Question

The figure shows that if we hang a block at the end of a spring with spring constant $k$, the spring is stretched by distance $h=2.0\text{cm}$. If we pull down the block a short distance and then release it, it oscillates vertically with a certain frequency.

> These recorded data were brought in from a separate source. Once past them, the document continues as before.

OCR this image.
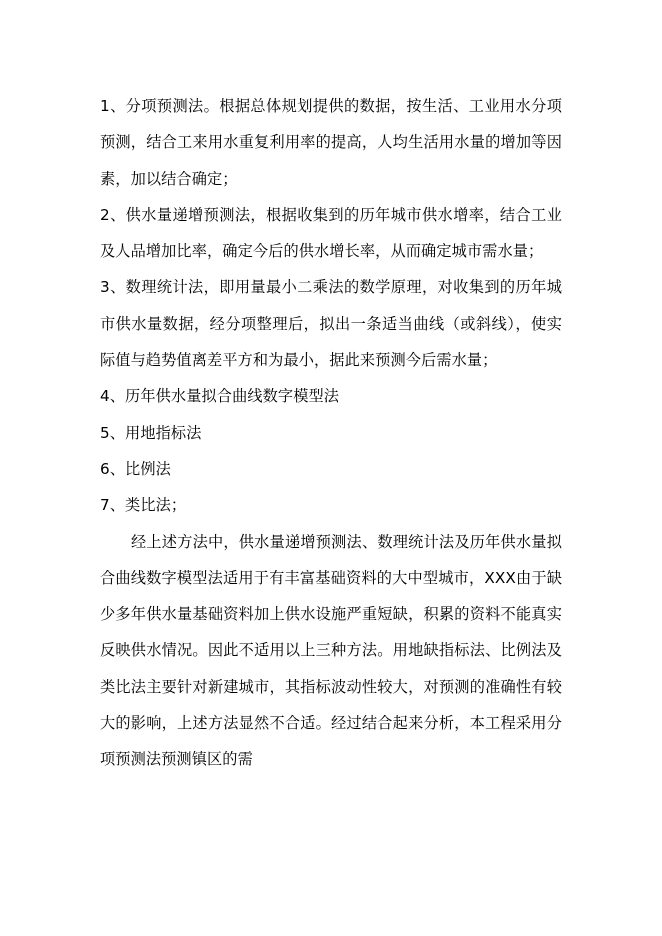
1、分项预测法。根据总体规划提供的数据，按生活、工业用水分项预测，结合工来用水重复利用率的提高，人均生活用水量的增加等因素，加以结合确定；

2、供水量递增预测法，根据收集到的历年城市供水增率，结合工业及人品增加比率，确定今后的供水增长率，从而确定城市需水量；

3、数理统计法，即用量最小二乘法的数学原理，对收集到的历年城市供水量数据，经分项整理后，拟出一条适当曲线（或斜线），使实际值与趋势值离差平方和为最小，据此来预测今后需水量；

4、历年供水量拟合曲线数字模型法

5、用地指标法

6、比例法

7、类比法；

经上述方法中，供水量递增预测法、数理统计法及历年供水量拟合曲线数字模型法适用于有丰富基础资料的大中型城市，XXX由于缺少多年供水量基础资料加上供水设施严重短缺，积累的资料不能真实反映供水情况。因此不适用以上三种方法。用地缺指标法、比例法及类比法主要针对新建城市，其指标波动性较大，对预测的准确性有较大的影响，上述方法显然不合适。经过结合起来分析，本工程采用分项预测法预测镇区的需
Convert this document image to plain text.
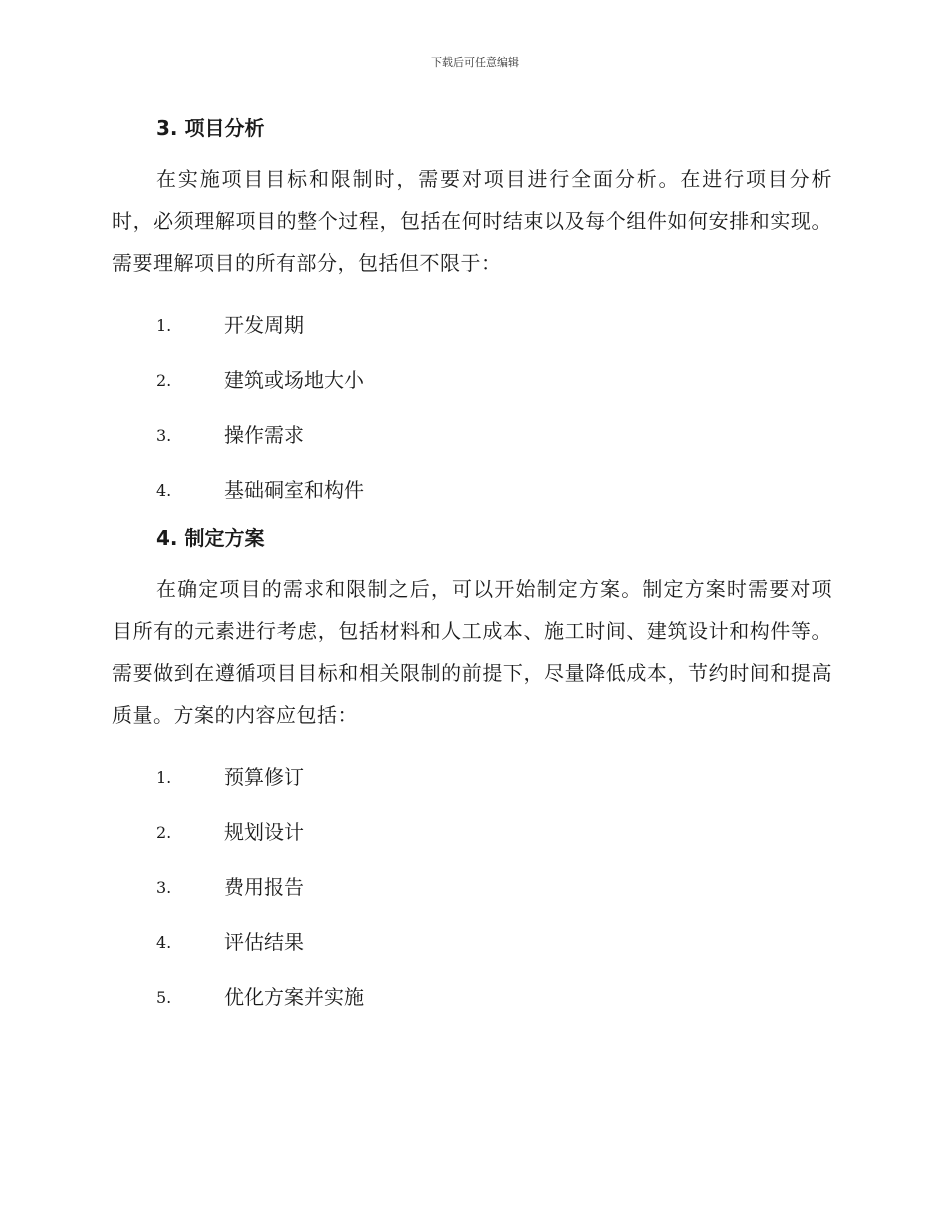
下载后可任意编辑
3. 项目分析

在实施项目目标和限制时，需要对项目进行全面分析。在进行项目分析时，必须理解项目的整个过程，包括在何时结束以及每个组件如何安排和实现。需要理解项目的所有部分，包括但不限于：

1.	开发周期
2.	建筑或场地大小
3.	操作需求
4.	基础硐室和构件
4. 制定方案

在确定项目的需求和限制之后，可以开始制定方案。制定方案时需要对项目所有的元素进行考虑，包括材料和人工成本、施工时间、建筑设计和构件等。需要做到在遵循项目目标和相关限制的前提下，尽量降低成本，节约时间和提高质量。方案的内容应包括：

1.	预算修订
2.	规划设计
3.	费用报告
4.	评估结果
5.	优化方案并实施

What length must a simple pendulum have, so that it swings with the same frequency?

• A. $1.0\text{cm}$
• B. $2.0\text{cm}$
• C. $3.0\text{cm}$
• D. $4.0\text{cm}$

Answer 1

The correct option is B $2.0\text{cm}$

Using Hooke's law, we have,
$mg=kh$ .................$\left(1\right)$
at equilibrium condition.

The frequency of oscillation for the mass-spring system is
$f=\frac{1}{T}=\frac{1}{2\pi }\sqrt{\frac{k}{m}}$

Similarly, the frequency of oscillation for a simple pendulum is
$f^{{}^{\prime }}=\frac{1}{T^{{}^{\prime }}}=\frac{1}{2\pi }\sqrt{\frac{g}{L}}$

If $f=f^{{}^{\prime }}$, then,
$\frac{1}{2\pi }\sqrt{\frac{k}{m}}=\frac{1}{2\pi }\sqrt{\frac{g}{L}}$, which gives
$L=\frac{mg}{k}=\frac{kh}{k}$ $[$from $\left(1\right)]$
$\Rightarrow L=h=2.0\text{cm}$

Hence, option $\left(b\right)$ is correct.